Tucked away in the archives of Chaumet are a set of drawings and photographs dating from 1885 to 1938. Depicted on them are four plants – a laurel, a sheaf of wheat, oak leaves and a lily – each adorned with opulent precious stones. They are highly stylised yet exceedingly beautiful: diamond encrusted tiaras circle gently like vines around the crown of a woman’s head; floral brooches come with striking pavé-set ruby hearts; and a diadem brings to mind the pieces which Empress Joséphine, the Parisian house’s eternal muse, cherished most.

It’s clear: Nature is Chaumet’s strong suit. And since its founding in 1870, the brand has effortlessly translated themes of flora and fauna into greatly emblematic collections such as the Hortensia, which is designed after hydrangeas, and offers brooches and rings decorated with vividly-coloured gemstone bouquets; Bee My Love, which reimagines the French symbol of regality as honeycomb patterns on diamond bands and mini pendants; and Attrape-Moi, which captures the movement of spiders, dragonflies and bees as playful motifs on timepiece dials.

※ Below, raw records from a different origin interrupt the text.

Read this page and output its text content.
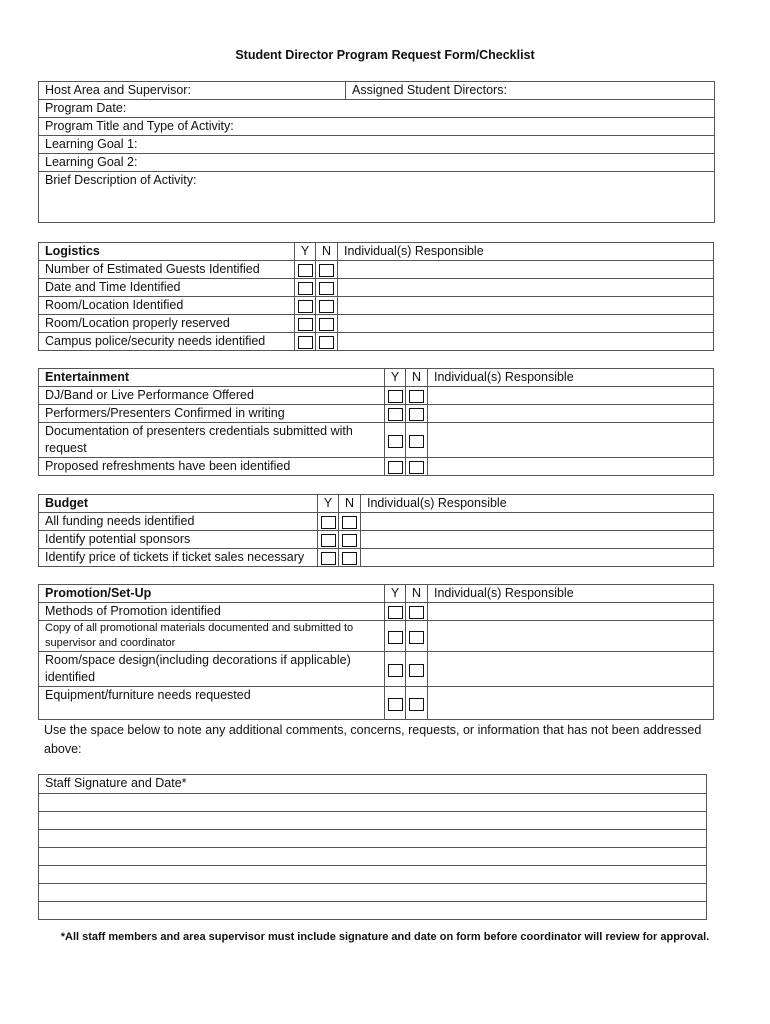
Student Director Program Request Form/Checklist
Host Area and Supervisor:	Assigned Student Directors:
Program Date:	
Program Title and Type of Activity:	
Learning Goal 1:	
Learning Goal 2:	
Brief Description of Activity:	
Logistics	Y	N	Individual(s) Responsible
Number of Estimated Guests Identified			
Date and Time Identified			
Room/Location Identified			
Room/Location properly reserved			
Campus police/security needs identified			
Entertainment	Y	N	Individual(s) Responsible
DJ/Band or Live Performance Offered			
Performers/Presenters Confirmed in writing			
Documentation of presenters credentials submitted with request			
Proposed refreshments have been identified			
Budget	Y	N	Individual(s) Responsible
All funding needs identified			
Identify potential sponsors			
Identify price of tickets if ticket sales necessary			
Promotion/Set-Up	Y	N	Individual(s) Responsible
Methods of Promotion identified			
Copy of all promotional materials documented and submitted to supervisor and coordinator			
Room/space design(including decorations if applicable) identified			
Equipment/furniture needs requested			
Use the space below to note any additional comments, concerns, requests, or information that has not been addressed above:
Staff Signature and Date*

*All staff members and area supervisor must include signature and date on form before coordinator will review for approval.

Nature is Chaumet’s strong suit.

As an ode to those themes, Chaumet returns to the laurel, the sheaf of wheat, the oak leaves and the lily as the starting points for a new four-part high jewellery collection aptly named La Nature de Chaumet. Part one, Le Laurier, celebrates the evergreen laurel in three mesmerising parures that each include an innovative transformable tiara and cuff watch, supersized necklaces and elegant drop earrings decked with equally striking Burmese sapphires, sculpted moonstone and pink spinels.

Part two, L'Épi de Blé, transforms sheaves of wheat into bijouterie that recall the royal jewels which Chaumet’s late founder Marie-Étienne Nitot created for Empress Joséphine and Napoleon Bonaparte’s second wife, Marie-Louise. There is an ultra-luminous, diamond-encrusted tiara, a cuff bracelet with pretty orangey-pink Padparadscha sapphire accents, vintage-style ’80s yellow gold brooches and even a tourbillon watch.

The final two parts, Le Chêne and Le Lys, elevate the oak leaf and the lily respectively as highly feminine showstoppers. Pieces inspired by the former include a long necklace that cleverly turns into two shorter versions (it is made up of a harmonious display of rosy pearls, violet sapphires and pink spinels) to a pavé-set diamond secret watch. Le Lys comprises a tiara, rings and earrings sporting gems in the most intense colours: voluminous lily blooms are composed of incandescent red spinels and rhodolite garnets juxtaposed with sprinkles of tourmalines in refreshing mint-green hues.